Moradores do edifício Planalto fazem 'revolução' e derrubam síndica

O edifício Planalto, projeto icônico de Artacho Jurado em frente à Câmara Municipal, acaba de ser palco de uma inusitada revolução. Condôminos que se diziam oprimidos pelo autoritarismo e pela falta de transparência da síndica e radialista Valdete Moraes, 65, no poder havia 14 anos, resolveram dar um basta.

Do começo do ano pra cá, o "movimento" convocou uma assembleia extraordinária, teve o pedido "indeferido" pela administração do prédio, obteve na Justiça o direito de se reunir e, com unanimidade dos 140 proprietários presentes (são 294 apartamentos), destituiu a antiga diretoria e elegeu uma nova, em 22 de maio.

A queda de Valdete e sua cúpula, bem no saguão da cobertura que já foi cenário de filmes, comerciais e até de uma novela ("Amor à Vida", da Globo), teve lances rocambolescos.

O advogado dos descontentes atuou como mestre de cerimônia na assembleia de condomínio, acompanhada pela sãopaulo. Candidatos foram chamados para presidir os trabalhos do dia. Valdete (que, pressionada, já havia passado o posto a um substituto) caminhou triunfalmente até o microfone para se oferecer ao cargo. Não teve apoio dos moradores.

Quando o advogado perguntou quem gostaria que ela fosse presidente da mesa, as vaias foram altas.

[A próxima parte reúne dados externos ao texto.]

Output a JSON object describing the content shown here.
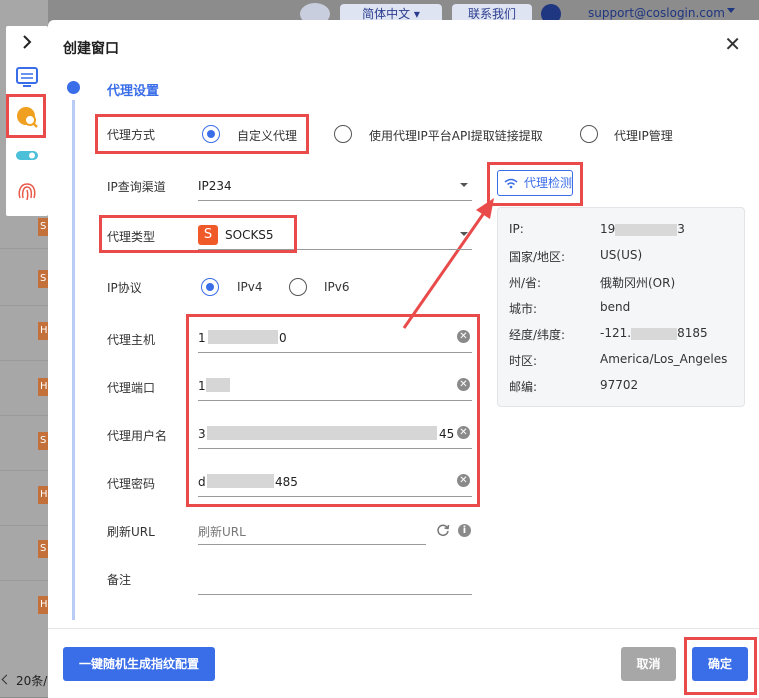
{
  "header": {
    "language": "简体中文",
    "contact": "联系我们",
    "email": "support@coslogin.com"
  },
  "background": {
    "pagination_text": "20条/",
    "row_tags": [
      "S",
      "S",
      "H",
      "H",
      "S",
      "H",
      "S",
      "H"
    ]
  },
  "dialog": {
    "title": "创建窗口",
    "section_title": "代理设置",
    "proxy_mode": {
      "label": "代理方式",
      "options": [
        "自定义代理",
        "使用代理IP平台API提取链接提取",
        "代理IP管理"
      ],
      "selected": "自定义代理"
    },
    "ip_channel": {
      "label": "IP查询渠道",
      "value": "IP234"
    },
    "proxy_type": {
      "label": "代理类型",
      "value": "SOCKS5",
      "icon_letter": "S"
    },
    "ip_protocol": {
      "label": "IP协议",
      "options": [
        "IPv4",
        "IPv6"
      ],
      "selected": "IPv4"
    },
    "proxy_host": {
      "label": "代理主机",
      "value_start": "1",
      "value_end": "0"
    },
    "proxy_port": {
      "label": "代理端口",
      "value_start": "1"
    },
    "proxy_user": {
      "label": "代理用户名",
      "value_start": "3",
      "value_end": "45"
    },
    "proxy_password": {
      "label": "代理密码",
      "value_start": "d",
      "value_end": "485"
    },
    "refresh_url": {
      "label": "刷新URL",
      "placeholder": "刷新URL"
    },
    "remark": {
      "label": "备注"
    },
    "check_button": "代理检测",
    "check_result": {
      "ip_label": "IP:",
      "ip_value_start": "19",
      "ip_value_end": "3",
      "country_label": "国家/地区:",
      "country_value": "US(US)",
      "state_label": "州/省:",
      "state_value": "俄勒冈州(OR)",
      "city_label": "城市:",
      "city_value": "bend",
      "lnglat_label": "经度/纬度:",
      "lnglat_value_start": "-121.",
      "lnglat_value_end": "8185",
      "tz_label": "时区:",
      "tz_value": "America/Los_Angeles",
      "zip_label": "邮编:",
      "zip_value": "97702"
    },
    "footer": {
      "generate_button": "一键随机生成指纹配置",
      "cancel_button": "取消",
      "confirm_button": "确定"
    }
  },
  "colors": {
    "accent": "#3a6ee8",
    "highlight": "#e94a4a",
    "socks_icon": "#f05a28"
  }
}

Valdete manteve um sorriso inalterado, que contrastava com o também permanente "V" de sua sobrancelha. Os presentes optaram pela única outra candidata, Águeda Hajar, 56, senhora franzina e de gestos contidos. Logo depois, ela seria eleita um dos membros da nova diretoria.

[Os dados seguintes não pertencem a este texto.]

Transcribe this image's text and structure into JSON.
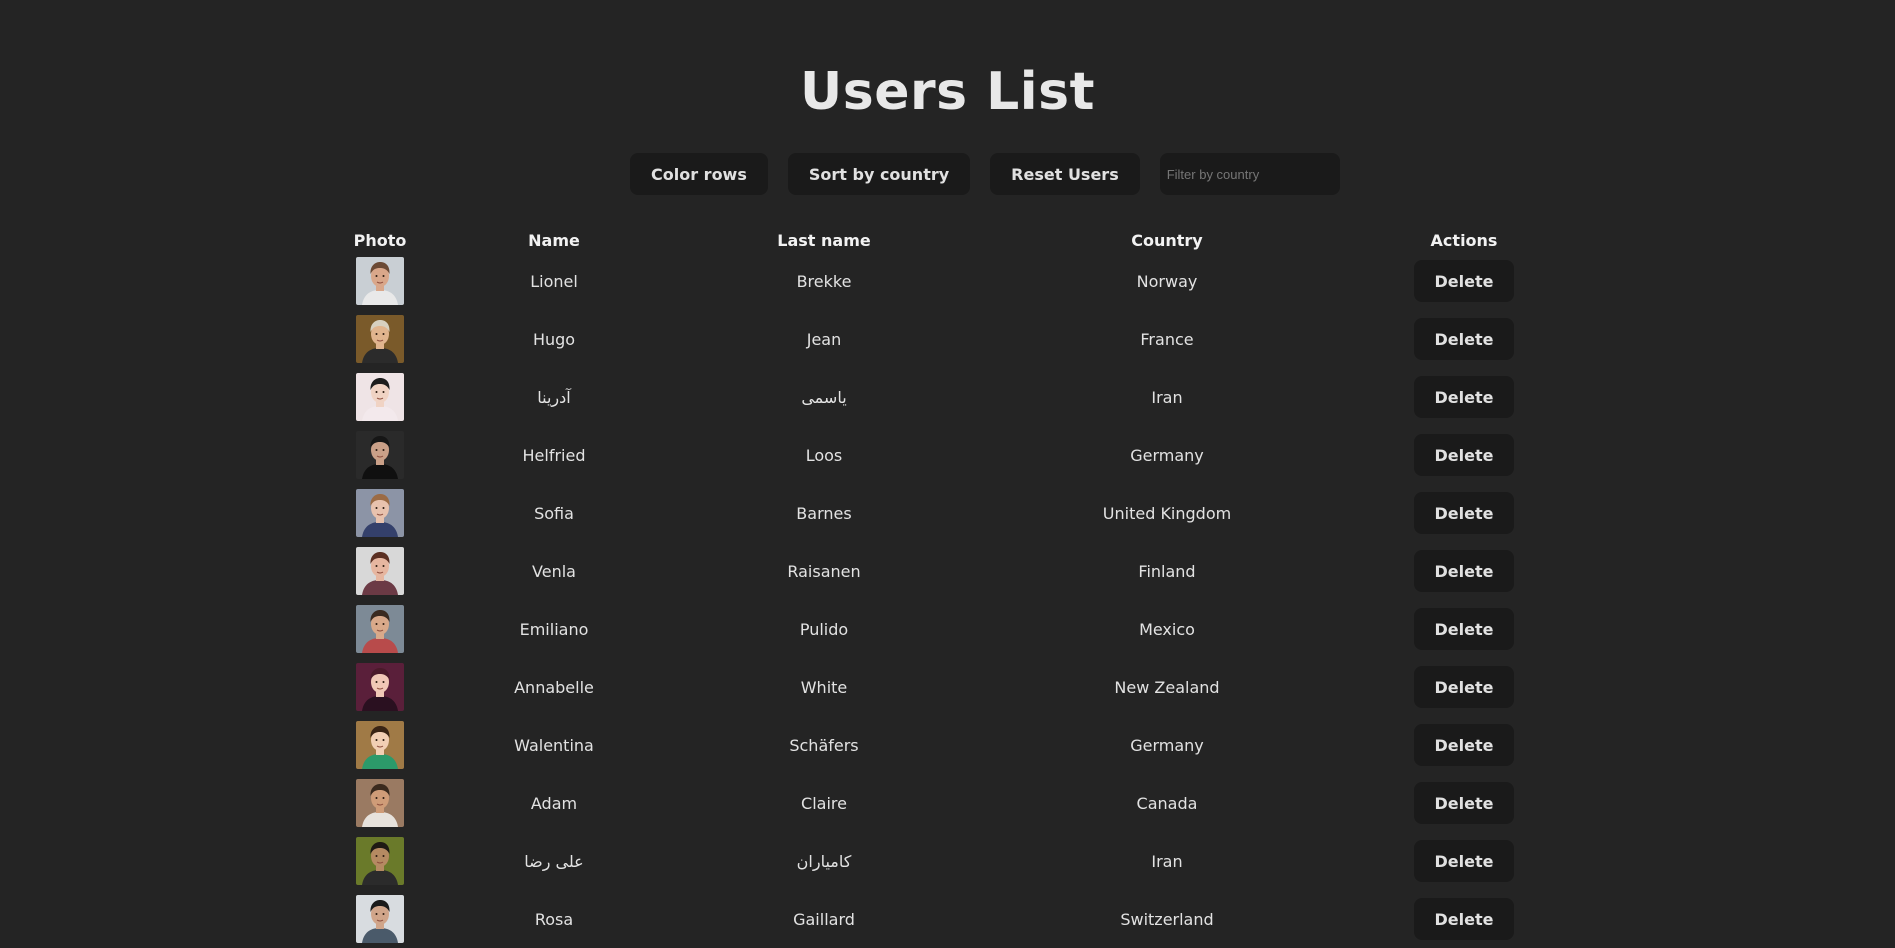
{
  "page": {
    "title": "Users List"
  },
  "toolbar": {
    "color_rows_label": "Color rows",
    "sort_label": "Sort by country",
    "reset_label": "Reset Users",
    "filter_placeholder": "Filter by country",
    "filter_value": ""
  },
  "table": {
    "headers": {
      "photo": "Photo",
      "name": "Name",
      "last_name": "Last name",
      "country": "Country",
      "actions": "Actions"
    },
    "delete_label": "Delete",
    "rows": [
      {
        "name": "Lionel",
        "last": "Brekke",
        "country": "Norway",
        "avatar": {
          "bg": "#c9cfd4",
          "skin": "#d9a78a",
          "hair": "#6b4a35",
          "shirt": "#e9e9e9"
        }
      },
      {
        "name": "Hugo",
        "last": "Jean",
        "country": "France",
        "avatar": {
          "bg": "#7a5a2a",
          "skin": "#e0b48e",
          "hair": "#d7d0c0",
          "shirt": "#2b2b2b"
        }
      },
      {
        "name": "آدرینا",
        "last": "یاسمی",
        "country": "Iran",
        "avatar": {
          "bg": "#efe4e6",
          "skin": "#f0d3c4",
          "hair": "#1d1d1d",
          "shirt": "#f3e9ec"
        }
      },
      {
        "name": "Helfried",
        "last": "Loos",
        "country": "Germany",
        "avatar": {
          "bg": "#2a2a2a",
          "skin": "#caa088",
          "hair": "#161616",
          "shirt": "#101010"
        }
      },
      {
        "name": "Sofia",
        "last": "Barnes",
        "country": "United Kingdom",
        "avatar": {
          "bg": "#8c94a6",
          "skin": "#e8c2ae",
          "hair": "#9b6b45",
          "shirt": "#34406b"
        }
      },
      {
        "name": "Venla",
        "last": "Raisanen",
        "country": "Finland",
        "avatar": {
          "bg": "#d8d8d8",
          "skin": "#e6b6a0",
          "hair": "#5a2f22",
          "shirt": "#6b3a45"
        }
      },
      {
        "name": "Emiliano",
        "last": "Pulido",
        "country": "Mexico",
        "avatar": {
          "bg": "#7d8a96",
          "skin": "#d9a98a",
          "hair": "#3a2a20",
          "shirt": "#b84b4b"
        }
      },
      {
        "name": "Annabelle",
        "last": "White",
        "country": "New Zealand",
        "avatar": {
          "bg": "#5a1f3a",
          "skin": "#f0c8b6",
          "hair": "#4a1a2a",
          "shirt": "#2a1020"
        }
      },
      {
        "name": "Walentina",
        "last": "Schäfers",
        "country": "Germany",
        "avatar": {
          "bg": "#a07a46",
          "skin": "#f2cfb4",
          "hair": "#3a2414",
          "shirt": "#2c9a6a"
        }
      },
      {
        "name": "Adam",
        "last": "Claire",
        "country": "Canada",
        "avatar": {
          "bg": "#9a7a62",
          "skin": "#cf9c78",
          "hair": "#3a2a1e",
          "shirt": "#e7e2dc"
        }
      },
      {
        "name": "علی رضا",
        "last": "کامیاران",
        "country": "Iran",
        "avatar": {
          "bg": "#6a7a2a",
          "skin": "#b58a62",
          "hair": "#1e1a14",
          "shirt": "#2b2b2b"
        }
      },
      {
        "name": "Rosa",
        "last": "Gaillard",
        "country": "Switzerland",
        "avatar": {
          "bg": "#d8dce0",
          "skin": "#d0a58a",
          "hair": "#1a1a1a",
          "shirt": "#4a5a6a"
        }
      }
    ]
  }
}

Aproveitando a abertura do microfone aos presentes, a moradora Paula Martinelli, 30, levou um projetor, usou a parede como tela e exibiu, sob coro de "ohs!", a página de um certo Polo Cultural Planalto no Facebook.
A entidade, que leva o nome do edifício, foi criada em uma das esvaziadas reuniões lideradas por Valdete enquanto síndica, mas os moradores ali presentes não a conheciam.

Nas fotos do polo, em gesto de político em campanha, ela entrega uma quadra esportiva no Parque Bologna, bairro da zona sul a 24 km do Planalto. Sorridente, veste uma camiseta onde se lê "só depende de nós, Valdete".

ESSAS PESSOAS PASSAM

O estopim da revolta foi um aumento de condomínio de 10% em janeiro. No encontro que tratou do assunto, a maioria dos presentes votou numa alta de 5%, mas Valdete tinha a posse de quase 90 procurações de proprietários que não moram no edifício, diz Águeda. Conseguiu, assim, aprovar o ajuste maior.

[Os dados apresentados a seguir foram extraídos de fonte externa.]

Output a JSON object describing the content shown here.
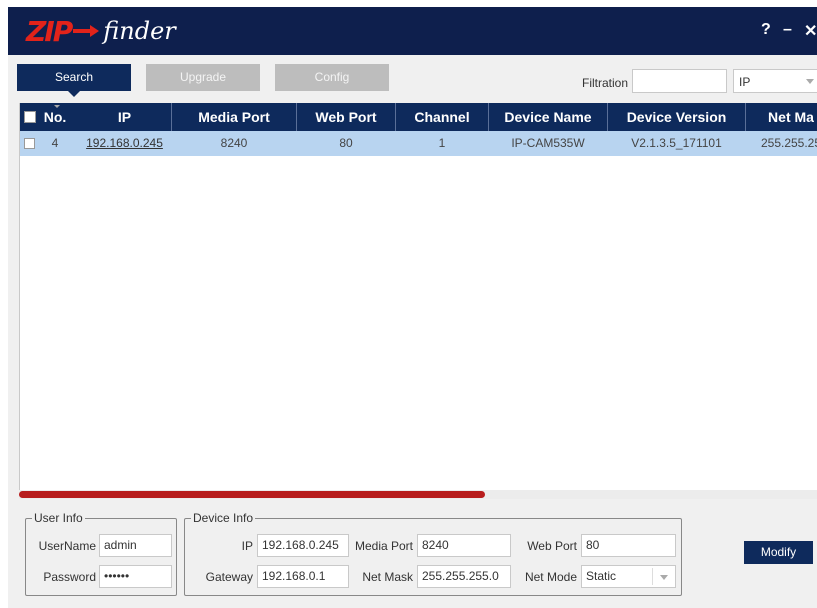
{
  "app": {
    "logo_zip": "ZIP",
    "logo_finder": "finder"
  },
  "window_controls": {
    "help": "?",
    "minimize": "–",
    "close": "✕"
  },
  "toolbar": {
    "search_label": "Search",
    "upgrade_label": "Upgrade",
    "config_label": "Config",
    "filtration_label": "Filtration",
    "filtration_value": "",
    "filter_type": "IP"
  },
  "table": {
    "headers": [
      "No.",
      "IP",
      "Media Port",
      "Web Port",
      "Channel",
      "Device Name",
      "Device Version",
      "Net Ma"
    ],
    "rows": [
      {
        "no": "4",
        "ip": "192.168.0.245",
        "media_port": "8240",
        "web_port": "80",
        "channel": "1",
        "device_name": "IP-CAM535W",
        "device_version": "V2.1.3.5_171101",
        "net_mask": "255.255.25"
      }
    ]
  },
  "user_info": {
    "title": "User Info",
    "username_label": "UserName",
    "username_value": "admin",
    "password_label": "Password",
    "password_value": "••••••"
  },
  "device_info": {
    "title": "Device Info",
    "ip_label": "IP",
    "ip_value": "192.168.0.245",
    "media_port_label": "Media Port",
    "media_port_value": "8240",
    "web_port_label": "Web Port",
    "web_port_value": "80",
    "gateway_label": "Gateway",
    "gateway_value": "192.168.0.1",
    "net_mask_label": "Net Mask",
    "net_mask_value": "255.255.255.0",
    "net_mode_label": "Net Mode",
    "net_mode_value": "Static"
  },
  "modify_label": "Modify",
  "colors": {
    "titlebar": "#0e1f4d",
    "accent": "#0e2a5c",
    "logo_red": "#e2231a",
    "row_selected": "#b8d4f0",
    "scrollbar": "#b71c1c"
  }
}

Águeda escreveu então uma carta, distribuída debaixo da porta dos apartamentos. Falava de sua insatisfação com as decisões da diretoria, sempre apoiadas nas procurações, e que na prática conferiam a Valdete superpoderes. "As pessoas se cansaram de votar. Nunca se conseguia nada", diz.

Revoltados, outros moradores colocaram avisos nos espaços sociais do prédio, convocando reuniões.

Valdete emitiu circular dizendo que não toleraria panfletagem. Mas o "movimento" já tinha saído de seu controle. Sob pressão e com a popularidade em baixa por causa do aumento, renunciou ao cargo, após ver-se "sem direito de defesa".

Afirmou à reportagem, durante a assembleia, que as acusações são "inverídicas" e que o polo cultural não tem ligação com o condomínio (a reportagem teve acesso a documentos da criação da entidade em assembleia condominial).

Agora, como presidente do conselho fiscal do prédio, Águeda se prepara para contratar uma auditoria das contas, "que não são claras". Se alguma irregularidade for comprovada, entrará com processo na Justiça. Mas enfrenta uma dificuldade: os documentos que registram as locações dos espaços sociais para eventos desapareceram dos arquivos. O salão na cobertura custa R$ 3.000 por dia.

Valdete diz desconhecer o sumiço. "Não sei, meu bem. Eles têm o ônus da prova. Você entra na internet, procura meu nome, você já sabe quem eu sou. Eles, você não sabe. Nós estamos aí, sempre, essas pessoas passam."